O épouse, vous avez pensé à part vous ce qui suit : Puisque mon Dieu Seigneur de
toutes choses, tout-puissant, et a patiemment souffert le traître, pourquoi ne
souffrirai-je sa créature, ceux qui demeurent avec moi, de peur que, de mon
avertissement et répréhension, ils ne deviennent pires?
Je réponds maintenant à cette pensée, qu'elle était en partie pieuse mais moins
fervente, car un bon soldat qui est entre les mauvais, voyant l'offense de son
seigneur, s'il ne peut corriger par œuvre la faute, parle pour le moins de la
bonté de son maître, et souffre patiemment les contumélies qui résultent de là :
de même vous, parlez-leur fidèlement de leurs excès, qui, à raison de la
diuturnité des péchés dans lesquels ils croupissent, me sont rendus abominables
; et bien qu'ils s'endurcissent en quelque manière que ce soit, à raison de
votre répréhension, il ne vous sera pas imputé à péché, mais bien à plus grande
récompense.

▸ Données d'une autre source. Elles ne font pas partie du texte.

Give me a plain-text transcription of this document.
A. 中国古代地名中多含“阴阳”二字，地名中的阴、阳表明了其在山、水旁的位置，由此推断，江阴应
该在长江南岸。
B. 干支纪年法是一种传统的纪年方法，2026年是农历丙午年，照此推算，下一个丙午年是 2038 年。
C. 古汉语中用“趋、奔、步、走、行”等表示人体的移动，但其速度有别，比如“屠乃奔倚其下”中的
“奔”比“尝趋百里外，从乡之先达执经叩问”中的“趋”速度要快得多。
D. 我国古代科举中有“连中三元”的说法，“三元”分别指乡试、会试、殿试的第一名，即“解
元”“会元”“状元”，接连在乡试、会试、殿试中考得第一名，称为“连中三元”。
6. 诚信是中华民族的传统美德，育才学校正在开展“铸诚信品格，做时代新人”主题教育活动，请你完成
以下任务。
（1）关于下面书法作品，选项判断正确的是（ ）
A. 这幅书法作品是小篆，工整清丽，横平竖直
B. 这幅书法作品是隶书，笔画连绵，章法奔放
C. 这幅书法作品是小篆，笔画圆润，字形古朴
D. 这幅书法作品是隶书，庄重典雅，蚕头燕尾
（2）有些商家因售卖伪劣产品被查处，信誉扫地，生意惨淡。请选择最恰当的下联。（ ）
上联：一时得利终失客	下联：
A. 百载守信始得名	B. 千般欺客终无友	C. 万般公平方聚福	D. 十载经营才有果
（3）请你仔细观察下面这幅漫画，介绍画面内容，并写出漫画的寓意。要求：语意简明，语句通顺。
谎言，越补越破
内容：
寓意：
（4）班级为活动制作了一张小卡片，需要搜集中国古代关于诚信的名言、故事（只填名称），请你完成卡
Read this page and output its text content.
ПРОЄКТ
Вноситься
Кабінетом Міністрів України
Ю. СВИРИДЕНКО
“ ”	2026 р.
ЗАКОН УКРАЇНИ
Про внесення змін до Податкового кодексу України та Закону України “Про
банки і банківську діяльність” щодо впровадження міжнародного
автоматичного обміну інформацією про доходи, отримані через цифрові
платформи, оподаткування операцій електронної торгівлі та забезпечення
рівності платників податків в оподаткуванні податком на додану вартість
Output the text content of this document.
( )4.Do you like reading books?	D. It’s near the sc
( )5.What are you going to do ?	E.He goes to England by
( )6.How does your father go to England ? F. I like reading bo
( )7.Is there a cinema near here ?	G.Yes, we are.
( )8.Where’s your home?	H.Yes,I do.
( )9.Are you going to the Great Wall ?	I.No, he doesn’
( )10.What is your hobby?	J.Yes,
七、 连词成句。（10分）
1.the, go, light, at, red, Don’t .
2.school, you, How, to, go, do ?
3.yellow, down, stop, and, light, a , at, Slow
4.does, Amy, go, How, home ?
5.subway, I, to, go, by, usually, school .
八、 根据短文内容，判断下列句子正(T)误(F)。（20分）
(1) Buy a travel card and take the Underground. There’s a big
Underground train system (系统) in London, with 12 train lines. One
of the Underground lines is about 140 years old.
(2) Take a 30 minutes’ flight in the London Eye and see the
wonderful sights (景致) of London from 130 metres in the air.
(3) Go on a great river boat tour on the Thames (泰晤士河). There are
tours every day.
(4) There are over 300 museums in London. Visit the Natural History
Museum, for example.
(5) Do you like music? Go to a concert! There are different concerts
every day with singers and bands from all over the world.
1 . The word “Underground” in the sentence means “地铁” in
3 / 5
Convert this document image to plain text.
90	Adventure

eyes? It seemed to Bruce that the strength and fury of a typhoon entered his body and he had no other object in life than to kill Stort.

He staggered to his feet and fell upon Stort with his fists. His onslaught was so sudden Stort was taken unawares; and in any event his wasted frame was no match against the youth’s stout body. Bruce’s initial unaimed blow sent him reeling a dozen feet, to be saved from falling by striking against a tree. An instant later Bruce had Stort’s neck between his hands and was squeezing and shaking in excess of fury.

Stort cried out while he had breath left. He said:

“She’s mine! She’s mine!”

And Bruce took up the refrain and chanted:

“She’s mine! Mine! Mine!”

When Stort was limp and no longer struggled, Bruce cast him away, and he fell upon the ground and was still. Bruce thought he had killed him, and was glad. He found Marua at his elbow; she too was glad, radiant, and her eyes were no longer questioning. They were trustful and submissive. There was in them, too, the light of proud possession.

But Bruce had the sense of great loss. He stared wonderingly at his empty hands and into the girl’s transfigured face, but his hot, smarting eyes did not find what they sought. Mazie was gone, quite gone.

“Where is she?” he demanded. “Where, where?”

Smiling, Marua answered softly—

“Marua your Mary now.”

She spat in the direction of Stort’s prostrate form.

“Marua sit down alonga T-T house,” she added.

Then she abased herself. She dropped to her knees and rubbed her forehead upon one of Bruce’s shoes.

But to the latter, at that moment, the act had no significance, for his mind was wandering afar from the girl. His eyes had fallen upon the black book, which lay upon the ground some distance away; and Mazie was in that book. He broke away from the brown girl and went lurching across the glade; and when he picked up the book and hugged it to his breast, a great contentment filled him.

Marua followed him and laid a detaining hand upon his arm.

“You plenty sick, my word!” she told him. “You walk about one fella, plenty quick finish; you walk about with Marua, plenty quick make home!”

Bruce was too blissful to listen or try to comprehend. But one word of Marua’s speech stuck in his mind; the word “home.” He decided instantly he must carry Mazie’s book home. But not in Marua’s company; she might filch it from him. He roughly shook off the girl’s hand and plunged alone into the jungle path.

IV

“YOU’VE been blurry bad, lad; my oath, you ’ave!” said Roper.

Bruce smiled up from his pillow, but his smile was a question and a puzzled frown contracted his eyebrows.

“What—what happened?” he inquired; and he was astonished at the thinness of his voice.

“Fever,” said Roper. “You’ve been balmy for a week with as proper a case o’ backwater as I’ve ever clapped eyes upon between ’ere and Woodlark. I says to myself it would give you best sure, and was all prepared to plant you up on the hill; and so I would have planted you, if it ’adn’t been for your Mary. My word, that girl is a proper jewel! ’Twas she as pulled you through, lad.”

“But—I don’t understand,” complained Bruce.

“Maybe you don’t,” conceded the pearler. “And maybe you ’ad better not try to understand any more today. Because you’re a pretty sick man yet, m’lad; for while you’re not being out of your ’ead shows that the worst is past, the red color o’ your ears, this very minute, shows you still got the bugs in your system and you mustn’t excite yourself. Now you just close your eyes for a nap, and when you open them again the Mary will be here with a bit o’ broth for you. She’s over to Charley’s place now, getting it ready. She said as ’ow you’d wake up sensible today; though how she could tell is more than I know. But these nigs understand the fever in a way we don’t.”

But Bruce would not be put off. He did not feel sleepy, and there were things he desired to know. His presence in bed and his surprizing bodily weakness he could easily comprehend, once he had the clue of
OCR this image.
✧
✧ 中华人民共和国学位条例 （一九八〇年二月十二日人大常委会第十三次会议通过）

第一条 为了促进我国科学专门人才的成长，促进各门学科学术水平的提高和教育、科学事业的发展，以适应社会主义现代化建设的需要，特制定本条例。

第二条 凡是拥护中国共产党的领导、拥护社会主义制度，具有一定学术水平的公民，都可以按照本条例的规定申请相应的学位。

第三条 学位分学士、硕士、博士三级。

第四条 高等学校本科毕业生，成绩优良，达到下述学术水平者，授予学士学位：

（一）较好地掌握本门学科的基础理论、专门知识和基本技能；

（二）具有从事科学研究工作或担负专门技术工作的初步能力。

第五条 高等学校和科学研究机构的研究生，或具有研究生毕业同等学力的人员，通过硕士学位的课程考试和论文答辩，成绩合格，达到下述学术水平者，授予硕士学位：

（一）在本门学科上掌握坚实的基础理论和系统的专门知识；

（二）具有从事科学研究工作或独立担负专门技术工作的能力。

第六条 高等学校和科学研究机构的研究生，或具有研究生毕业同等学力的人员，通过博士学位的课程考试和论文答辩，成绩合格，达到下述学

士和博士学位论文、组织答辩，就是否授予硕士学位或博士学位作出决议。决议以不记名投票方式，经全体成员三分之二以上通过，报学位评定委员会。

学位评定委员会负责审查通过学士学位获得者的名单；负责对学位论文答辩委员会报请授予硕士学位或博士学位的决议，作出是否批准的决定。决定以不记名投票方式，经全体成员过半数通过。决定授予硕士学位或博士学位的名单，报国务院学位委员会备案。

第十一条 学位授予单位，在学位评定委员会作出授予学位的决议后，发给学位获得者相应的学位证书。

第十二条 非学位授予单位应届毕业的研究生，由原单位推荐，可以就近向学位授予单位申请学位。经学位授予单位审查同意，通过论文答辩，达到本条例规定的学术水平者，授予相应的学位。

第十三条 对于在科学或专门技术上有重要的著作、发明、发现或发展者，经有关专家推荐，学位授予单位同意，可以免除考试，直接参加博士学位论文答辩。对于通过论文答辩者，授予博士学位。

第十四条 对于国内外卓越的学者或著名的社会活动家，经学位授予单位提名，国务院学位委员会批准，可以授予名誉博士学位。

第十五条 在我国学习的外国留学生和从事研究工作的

Car comme les apôtres, qui prêchaient à plusieurs, et tous ne se
convertissaient pas, n'étaient pas pour cela privés de la récompense, de même
vous en arrivera-t-il, car bien que tous ne vous écoutent point, néanmoins, il y
en aura quelques-uns qui seront édifiés par vos paroles et qui seront guéris.
Dites-leur donc que, s'ils ne s'amendent, il viendra promptement et sévèrement à
eux, et tous ceux qui l'oiront en gémiront de crainte et d'effroi, et tous ceux
qui goûteront ma sévérité, défaudront. Je les jugerai comme des larrons, par des
confusions inexprimables devant les anges et tous les saints, et ce, d'autant
qu'ils ont reçu l'habit de religion, non pour bien vivre. C'est pourquoi ils
sont devant moi comme des larrons qui possèdent les biens qui ne leur
appartiennent pas, mais sont à ceux qui vivent bien, et comme défraudateurs, je
les jugerai et les condamnerai à mon glaive, qui coupera leurs membres de la
tête jusqu aux pieds. Je les remplirai encore d'un feu bouillant qui ne
s'éteindra jamais.
Je les en ai avertis, comme un père plein de pitié, et ils
n'ont point voulu m'écouter ! Je leur ai montré les paroles de ma bouche plus
que jamais je n'avais fait auparavant, et ils m'ont méprisé ! Si j'eusse envoyé
mes paroles aux païens, peut-être se fussent-ils convertis et eussent fait
pénitence. Partant, je ne leur pardonnerai point, ni ne recevrai point les
prières ni celles que ma Mère et mes saints, font pour eux, mais ils seront tout
autant dans la peine que je serai dans la gloire qui sera sans fin. Néanmoins,
tant que leur âme sera dans leur corps, ma miséricorde leur sera ouverte.